Parmi les solutions innovantes, la chirurgie constitue un parfait exemple de l'excellence française. Mais le système actuel d'évaluation n'est pas adapté au rythme de diffusion des innovations. Le forfait innovation mis en place en 2015 n'apparaît pas comme un outil adapté, d'autant que les délais d'instruction et de mise en oeuvre rendent le dispositif peu attractif. Que comptez-vous mettre en place pour amorcer un réel changement, permettant un accès plus rapide aux actes innovants, tout en assurant une traçabilité et un encadrement de la tarification ?

M. Jean-Marie Vanlerenberghe. - Je souhaiterais vous soumettre quelques pistes d'économie.

Je pense notamment aux fraudes à l'assurance maladie ou aux anomalies. Bien que celles-ci soient nombreuses, et malgré nos sollicitations, les estimations tardent. Nous ne pouvons pas évaluer et intervenir dans ce domaine sans estimations. Or la Caisse nationale de l'assurance maladie (Cnam) est très en retard par rapport aux autres caisses. Compte tenu des sommes à récupérer - 5 à 6 milliards d'euros, selon la Cour des comptes -, il faut aller plus vite.

Par ailleurs, on constate un certain nombre d'actes redondants et inutiles dans certaines disciplines médicales, comme la radiologie ou la biologie, et ce, non pas du fait des médecins, mais de l'organisation des parcours. Chacun à leur tour, le médecin généraliste, le spécialiste, l'hôpital vont faire et refaire des radios, notamment au regard de la compétence qu'ils reconnaissent à tel ou tel cabinet de radiologie. C'est un problème à régler.

Enfin, nous sommes quelques-uns ici à nous en souvenir, nous avons un jour auditionné le directeur du centre hospitalier de Valenciennes : celui-ci, grâce au management mis en place, a vu son fonctionnement amélioré. Il ne souffre d'aucune pénurie de personnel et son budget est équilibré. Je vous invite à le visiter et le recommander pour ses bonnes pratiques.

M. Olivier Henno, rapporteur pour la branche famille. - D'un trait d'humour, monsieur le ministre, vous avez relativisé le déficit figurant dans le prochain PLFSS. Pour ma part, je ne me résous pas à voir le système de protection sociale déficitaire : cela revient à reporter son financement sur les générations futures, ce qui ne me paraît ni vertueux ni responsable.

Vous avez formulé une réponse intéressante sur la prévention. La solution que vous préconisez passerait par un changement des comportements. Mais envisagez-vous aussi des changements structurels en matière de régulation ou des augmentations de recettes ? Si oui, lesquels ?

Alors que notre pays est passé du numerus clausus au numerus apertus, pensez-vous que nous formons aujourd'hui assez de médecins ? Si ce n'est pas le cas, que comptez-vous faire ?

M. Bernard Jomier. - Je partage complètement la remarque d'Olivier Henno sur la soutenabilité de notre système de sécurité sociale.
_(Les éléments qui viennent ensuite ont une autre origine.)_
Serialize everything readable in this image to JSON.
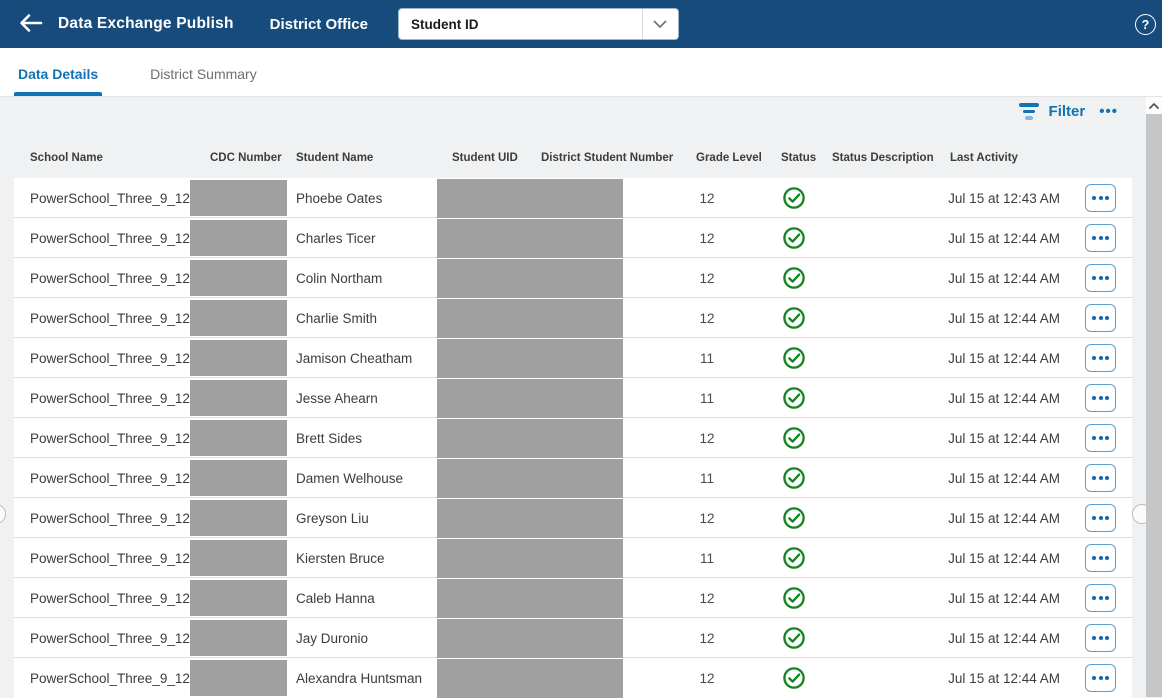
{
  "header": {
    "title": "Data Exchange Publish",
    "context": "District Office",
    "dropdown_value": "Student ID",
    "help_label": "?"
  },
  "tabs": [
    {
      "label": "Data Details",
      "active": true
    },
    {
      "label": "District Summary",
      "active": false
    }
  ],
  "toolbar": {
    "filter_label": "Filter",
    "more_label": "•••"
  },
  "table": {
    "columns": [
      "School Name",
      "CDC Number",
      "Student Name",
      "Student UID",
      "District Student Number",
      "Grade Level",
      "Status",
      "Status Description",
      "Last Activity"
    ],
    "rows": [
      {
        "school": "PowerSchool_Three_9_12",
        "cdc_number": "[redacted]",
        "student": "Phoebe Oates",
        "student_uid": "[redacted]",
        "grade": "12",
        "status": "success",
        "status_description": "",
        "last_activity": "Jul 15 at 12:43 AM"
      },
      {
        "school": "PowerSchool_Three_9_12",
        "cdc_number": "[redacted]",
        "student": "Charles Ticer",
        "student_uid": "[redacted]",
        "grade": "12",
        "status": "success",
        "status_description": "",
        "last_activity": "Jul 15 at 12:44 AM"
      },
      {
        "school": "PowerSchool_Three_9_12",
        "cdc_number": "[redacted]",
        "student": "Colin Northam",
        "student_uid": "[redacted]",
        "grade": "12",
        "status": "success",
        "status_description": "",
        "last_activity": "Jul 15 at 12:44 AM"
      },
      {
        "school": "PowerSchool_Three_9_12",
        "cdc_number": "[redacted]",
        "student": "Charlie Smith",
        "student_uid": "[redacted]",
        "grade": "12",
        "status": "success",
        "status_description": "",
        "last_activity": "Jul 15 at 12:44 AM"
      },
      {
        "school": "PowerSchool_Three_9_12",
        "cdc_number": "[redacted]",
        "student": "Jamison Cheatham",
        "student_uid": "[redacted]",
        "grade": "11",
        "status": "success",
        "status_description": "",
        "last_activity": "Jul 15 at 12:44 AM"
      },
      {
        "school": "PowerSchool_Three_9_12",
        "cdc_number": "[redacted]",
        "student": "Jesse Ahearn",
        "student_uid": "[redacted]",
        "grade": "11",
        "status": "success",
        "status_description": "",
        "last_activity": "Jul 15 at 12:44 AM"
      },
      {
        "school": "PowerSchool_Three_9_12",
        "cdc_number": "[redacted]",
        "student": "Brett Sides",
        "student_uid": "[redacted]",
        "grade": "12",
        "status": "success",
        "status_description": "",
        "last_activity": "Jul 15 at 12:44 AM"
      },
      {
        "school": "PowerSchool_Three_9_12",
        "cdc_number": "[redacted]",
        "student": "Damen Welhouse",
        "student_uid": "[redacted]",
        "grade": "11",
        "status": "success",
        "status_description": "",
        "last_activity": "Jul 15 at 12:44 AM"
      },
      {
        "school": "PowerSchool_Three_9_12",
        "cdc_number": "[redacted]",
        "student": "Greyson Liu",
        "student_uid": "[redacted]",
        "grade": "12",
        "status": "success",
        "status_description": "",
        "last_activity": "Jul 15 at 12:44 AM"
      },
      {
        "school": "PowerSchool_Three_9_12",
        "cdc_number": "[redacted]",
        "student": "Kiersten Bruce",
        "student_uid": "[redacted]",
        "grade": "11",
        "status": "success",
        "status_description": "",
        "last_activity": "Jul 15 at 12:44 AM"
      },
      {
        "school": "PowerSchool_Three_9_12",
        "cdc_number": "[redacted]",
        "student": "Caleb Hanna",
        "student_uid": "[redacted]",
        "grade": "12",
        "status": "success",
        "status_description": "",
        "last_activity": "Jul 15 at 12:44 AM"
      },
      {
        "school": "PowerSchool_Three_9_12",
        "cdc_number": "[redacted]",
        "student": "Jay Duronio",
        "student_uid": "[redacted]",
        "grade": "12",
        "status": "success",
        "status_description": "",
        "last_activity": "Jul 15 at 12:44 AM"
      },
      {
        "school": "PowerSchool_Three_9_12",
        "cdc_number": "[redacted]",
        "student": "Alexandra Huntsman",
        "student_uid": "[redacted]",
        "grade": "12",
        "status": "success",
        "status_description": "",
        "last_activity": "Jul 15 at 12:44 AM"
      }
    ]
  },
  "colors": {
    "header_bg": "#174B7C",
    "accent_blue": "#1272B6",
    "status_green": "#138321",
    "redaction_gray": "#A0A0A0",
    "page_bg": "#F0F1F2"
  }
}
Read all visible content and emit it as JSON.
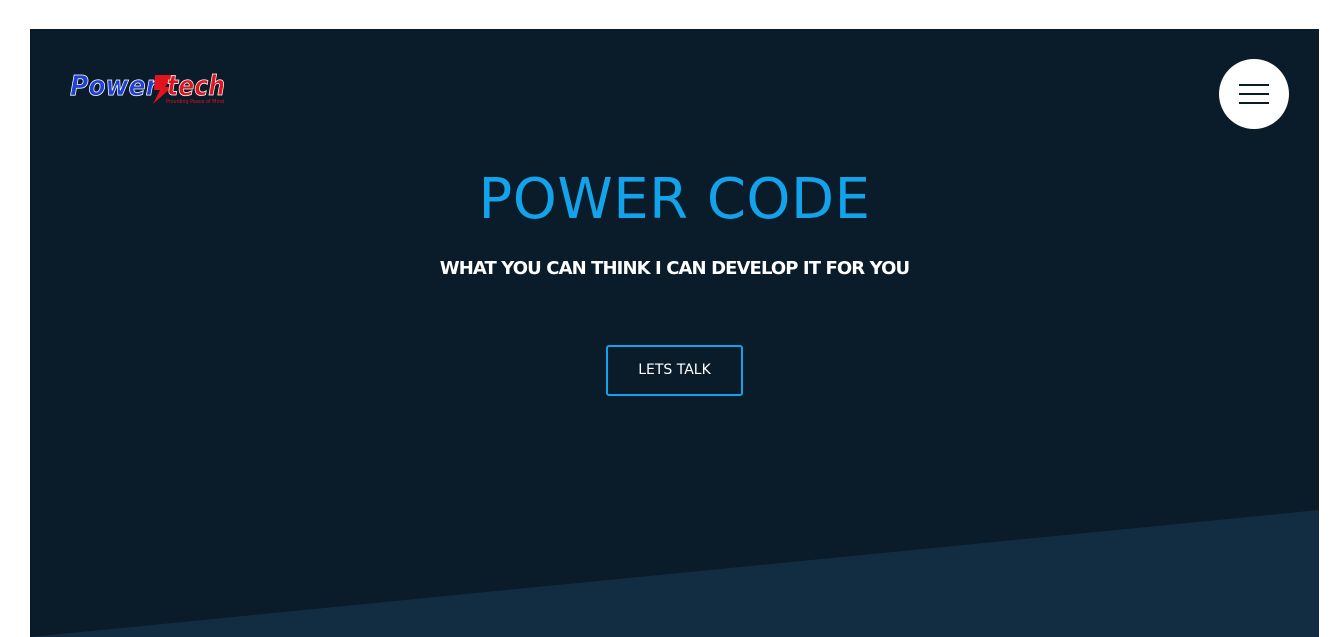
{
  "brand": {
    "logo_text": "Powertech",
    "logo_tagline": "Providing Peace of Mind"
  },
  "nav": {
    "menu_icon": "hamburger-menu-icon"
  },
  "hero": {
    "title": "POWER CODE",
    "subtitle": "WHAT YOU CAN THINK I CAN DEVELOP IT FOR YOU",
    "cta_label": "LETS TALK"
  },
  "colors": {
    "background": "#0a1b29",
    "accent": "#12a3ea",
    "slant": "#122d42",
    "text": "#ffffff",
    "logo_blue": "#1f3fd6",
    "logo_red": "#e0141e"
  }
}
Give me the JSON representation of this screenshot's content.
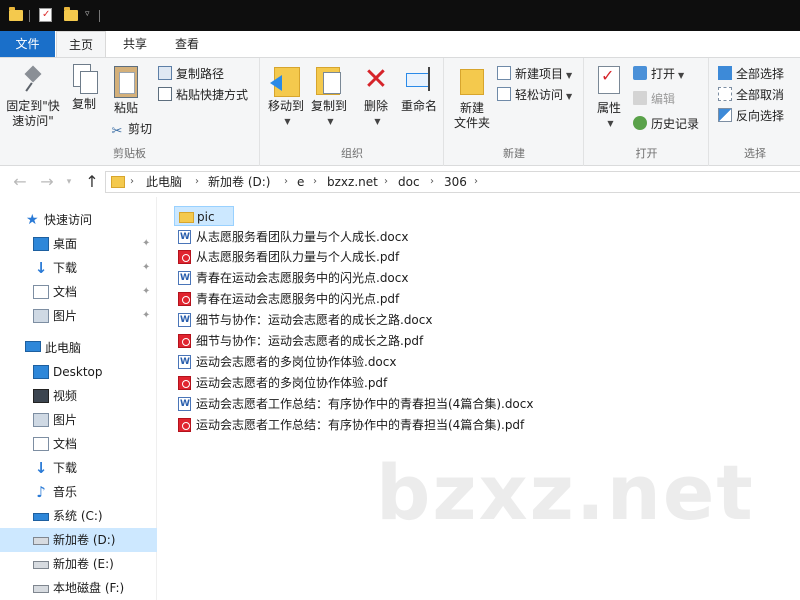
{
  "tabs": {
    "file": "文件",
    "home": "主页",
    "share": "共享",
    "view": "查看"
  },
  "ribbon": {
    "clipboard": {
      "label": "剪贴板",
      "pin_line1": "固定到\"快",
      "pin_line2": "速访问\"",
      "copy": "复制",
      "paste": "粘贴",
      "copy_path": "复制路径",
      "paste_shortcut": "粘贴快捷方式",
      "cut": "剪切"
    },
    "organize": {
      "label": "组织",
      "move_to": "移动到",
      "copy_to": "复制到",
      "delete": "删除",
      "rename": "重命名"
    },
    "new": {
      "label": "新建",
      "new_folder_line1": "新建",
      "new_folder_line2": "文件夹",
      "new_item": "新建项目",
      "easy_access": "轻松访问"
    },
    "open": {
      "label": "打开",
      "properties": "属性",
      "open": "打开",
      "edit": "编辑",
      "history": "历史记录"
    },
    "select": {
      "label": "选择",
      "select_all": "全部选择",
      "select_none": "全部取消",
      "invert": "反向选择"
    }
  },
  "address": {
    "crumbs": [
      "此电脑",
      "新加卷 (D:)",
      "e",
      "bzxz.net",
      "doc",
      "306"
    ]
  },
  "sidebar": {
    "quick_access": "快速访问",
    "quick_items": [
      "桌面",
      "下载",
      "文档",
      "图片"
    ],
    "this_pc": "此电脑",
    "pc_items": [
      "Desktop",
      "视频",
      "图片",
      "文档",
      "下载",
      "音乐",
      "系统 (C:)",
      "新加卷 (D:)",
      "新加卷 (E:)",
      "本地磁盘 (F:)"
    ]
  },
  "files": [
    {
      "name": "pic",
      "type": "folder"
    },
    {
      "name": "从志愿服务看团队力量与个人成长.docx",
      "type": "docx"
    },
    {
      "name": "从志愿服务看团队力量与个人成长.pdf",
      "type": "pdf"
    },
    {
      "name": "青春在运动会志愿服务中的闪光点.docx",
      "type": "docx"
    },
    {
      "name": "青春在运动会志愿服务中的闪光点.pdf",
      "type": "pdf"
    },
    {
      "name": "细节与协作：运动会志愿者的成长之路.docx",
      "type": "docx"
    },
    {
      "name": "细节与协作：运动会志愿者的成长之路.pdf",
      "type": "pdf"
    },
    {
      "name": "运动会志愿者的多岗位协作体验.docx",
      "type": "docx"
    },
    {
      "name": "运动会志愿者的多岗位协作体验.pdf",
      "type": "pdf"
    },
    {
      "name": "运动会志愿者工作总结：有序协作中的青春担当(4篇合集).docx",
      "type": "docx"
    },
    {
      "name": "运动会志愿者工作总结：有序协作中的青春担当(4篇合集).pdf",
      "type": "pdf"
    }
  ],
  "watermark": "bzxz.net",
  "colors": {
    "accent": "#1a6fc9",
    "selection": "#cde8ff",
    "folder": "#f4c94d",
    "pdf": "#e0242f",
    "titlebar": "#0e0e0e"
  }
}
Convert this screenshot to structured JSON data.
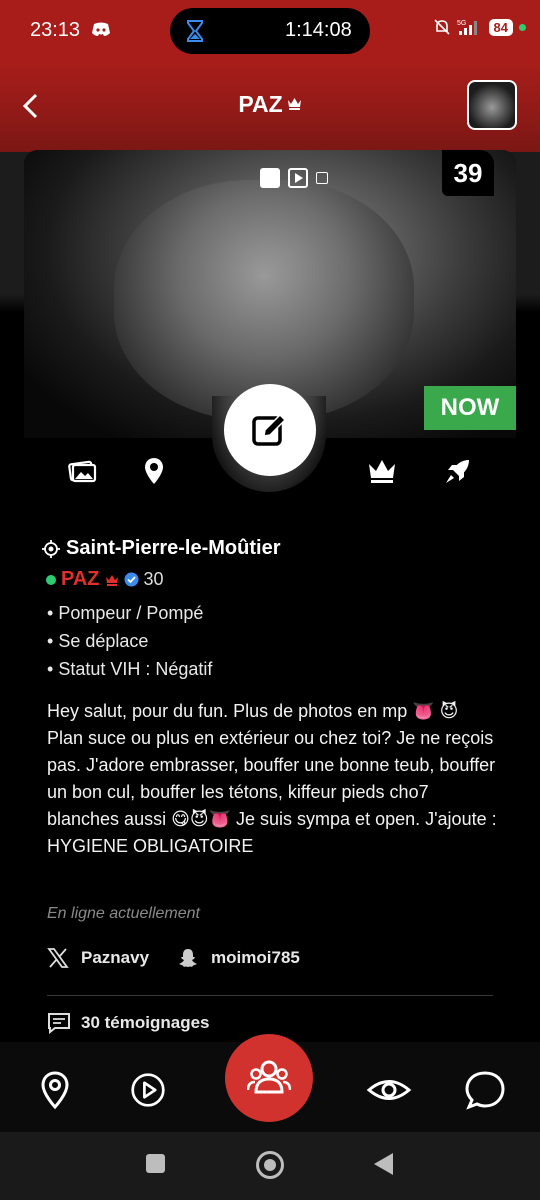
{
  "status_bar": {
    "time": "23:13",
    "timer": "1:14:08",
    "network": "5G",
    "battery": "84"
  },
  "header": {
    "title": "PAZ"
  },
  "photo": {
    "photo_count": "39",
    "now_badge": "NOW"
  },
  "profile": {
    "location": "Saint-Pierre-le-Moûtier",
    "username": "PAZ",
    "age": "30",
    "attributes": [
      "Pompeur / Pompé",
      "Se déplace",
      "Statut VIH : Négatif"
    ],
    "bio": "Hey salut, pour du fun. Plus de photos en mp 👅 😈 Plan suce ou plus en extérieur ou chez toi? Je ne reçois pas. J'adore embrasser, bouffer une bonne teub, bouffer un bon cul, bouffer les tétons, kiffeur pieds cho7 blanches aussi 😋😈👅 Je suis sympa et open. J'ajoute : HYGIENE OBLIGATOIRE",
    "online_status": "En ligne actuellement",
    "x_handle": "Paznavy",
    "snapchat_handle": "moimoi785",
    "testimonials": "30 témoignages"
  },
  "colors": {
    "brand_red": "#a81d1a",
    "accent_red": "#d2322d",
    "online_green": "#2ecc71",
    "now_green": "#3aa94b",
    "verified_blue": "#3b8beb"
  },
  "icons": {
    "actions": [
      "gallery-icon",
      "location-pin-icon",
      "edit-icon",
      "crown-icon",
      "rocket-icon"
    ],
    "bottom_nav": [
      "map-pin-icon",
      "play-icon",
      "users-icon",
      "eye-icon",
      "chat-icon"
    ]
  }
}
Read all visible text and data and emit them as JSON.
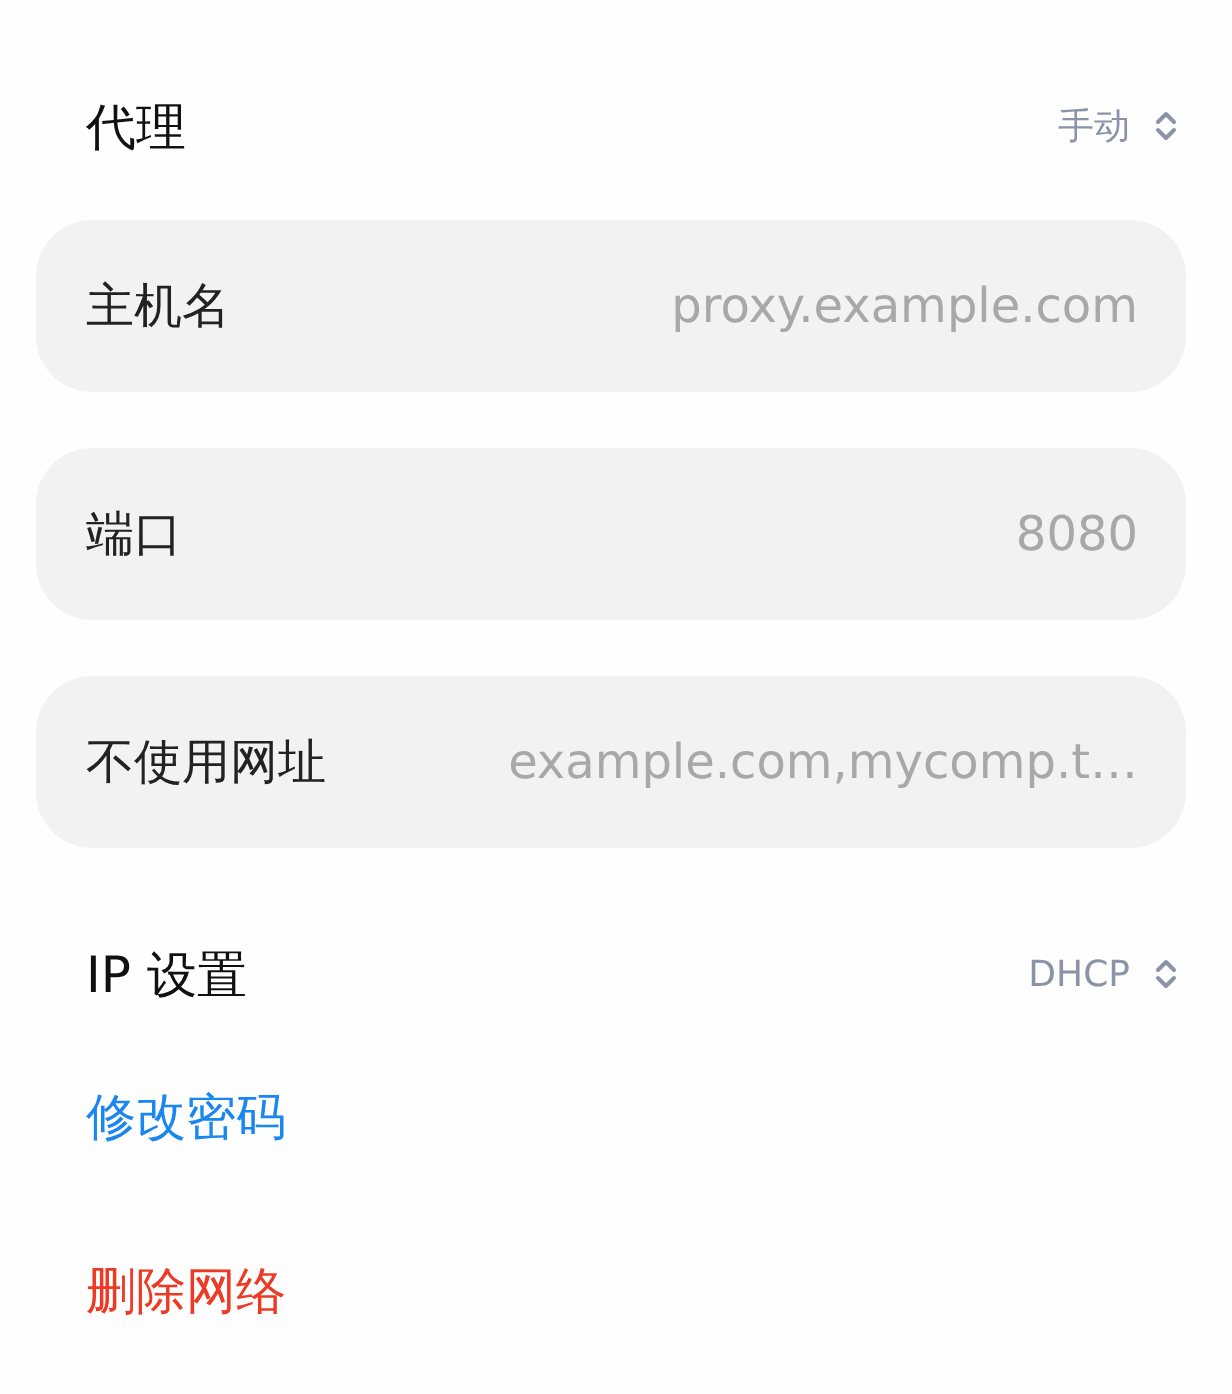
{
  "proxy": {
    "title": "代理",
    "mode": "手动"
  },
  "fields": [
    {
      "label": "主机名",
      "placeholder": "proxy.example.com"
    },
    {
      "label": "端口",
      "placeholder": "8080"
    },
    {
      "label": "不使用网址",
      "placeholder": "example.com,mycomp.t…"
    }
  ],
  "ip_settings": {
    "title": "IP 设置",
    "mode": "DHCP"
  },
  "actions": [
    {
      "kind": "link",
      "label": "修改密码"
    },
    {
      "kind": "danger",
      "label": "删除网络"
    }
  ]
}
Pour nous, le choix politique - cela en est un - de mettre la sécurité sociale en déficit est une question primordiale. Chaque année, par les transferts de dette à la Caisse d'amortissement de la dette sociale (Cades), la sécurité sociale est privée de 10 milliards d'euros ; si une telle mesure n'avait pas été prise, il n'y aurait pas de déficit !

En outre, le décalage entre les données financières et les résultats obtenus a de quoi inquiéter. Un système de santé doit permettre de faire progresser les indicateurs de santé, dont les deux principaux sont le taux de mortalité infantile - la France régresse dans ce domaine - et l'espérance de vie à la naissance - notre pays vient de glisser de la sixième à la treizième place du classement des pays de l'OCDE. Pouvez-vous nous donner votre avis sur la question ?

Vous avez évoqué la problématique de la pertinence, qui avait été très fortement portée par Agnès Buzyn. Comment peut-on garantir la pertinence des soins avec un système de financement favorisant l'activité à l'hôpital et l'acte dans le secteur ambulatoire, et une financiarisation galopante ?

Nous partageons tous votre préoccupation et votre volontarisme en matière de prévention. Toutefois, votre approche semble s'articuler autour de la prévention médicalisée, alors que, dans un rapport récent, deux collègues députés, Cyrille Isaac-Sibille et Ericka Bareigts, ont estimé qu'une telle politique de prévention devait porter sur les déterminants.

Ma dernière question a trait, non pas au PLFSS, mais à un point qui viendra en discussion la semaine prochaine : la fin de l'aide médicale de l'État (AME). Quelle est votre position sur le sujet ?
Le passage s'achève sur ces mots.